I have been super busy over the past few weeks as we were in the midst of an out-of-state move. Moving is a pain. However, things have been falling into place with that. Meanwhile, we were traveling and on the move. As ready as a felt to do this move, I have been in the biggest FUNK. You know- when you are just feeling crappy and you don't know why and you can't help it, but you wish you could.
For me when this happens it normally has to do with my cycle- yet somehow at the time I forget this. Then when AF arrives, it's like "no wonder!" No wonder I was in such a crappy mood for no reason! There really was a reason. Somehow for years and years I experience this and every time it feels like a new "Aha!" moment. Anyone else ever feel that way?
This was different though. The funk was lingering. I was in a bad, sad mood wayyyy longer than the usual day or two. Then, it occurred to me...
If I were still pregnant, I would have just rounded the bend of my stillbirth date (21 weeks) and nearing the viability milestone. When I was pregnant in May, I didn't let myself get too exited of course. However, I did note the due date (which would be at Christmas/the new year). I did also mentally note when the first trimester would be complete (right when we would see both of our families last summer). But that was all. Once the miscarriage happened, I wiped those dates from my mind.
But my body remembers.
Has this happened to you after baby loss?
It certainly happened after my first loss. Losing Baby S at 21 weeks left me with an empty womb that ached for that baby to be there. I didn't know what first trimester loss felt like until a few months ago. Would it be different? Easier somehow?

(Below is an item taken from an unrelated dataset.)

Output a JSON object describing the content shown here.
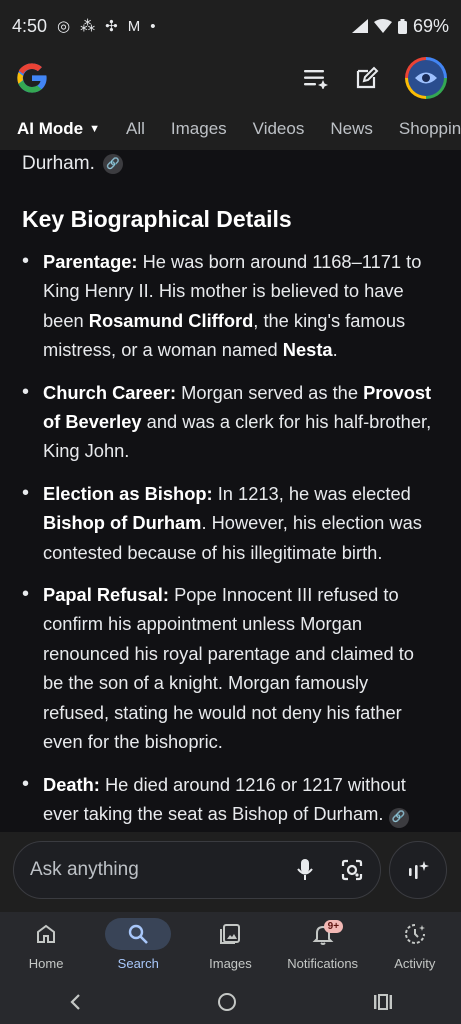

I still carry some grief from this most recent loss. It's not nearly the devastation I went through with a stillborn, and it being my first pregnancy. Not that one matters more than the other, but they are different.
What I didn't expect this time is for my body to remember the baby. I bounced back pretty quickly this time- mentally and emotionally, relatively speaking. However, I now have complete clarity on why I've had a serious case of the blues these past two weeks. It's "what could have been." Again. And oh that would have been nice. Very nice.
I'll be ok though. I'm still fighting this fight. Don't know what my strategy is yet, but I am for certain hanging in.
Sending giant positive thoughts to all of y'all on your journeys.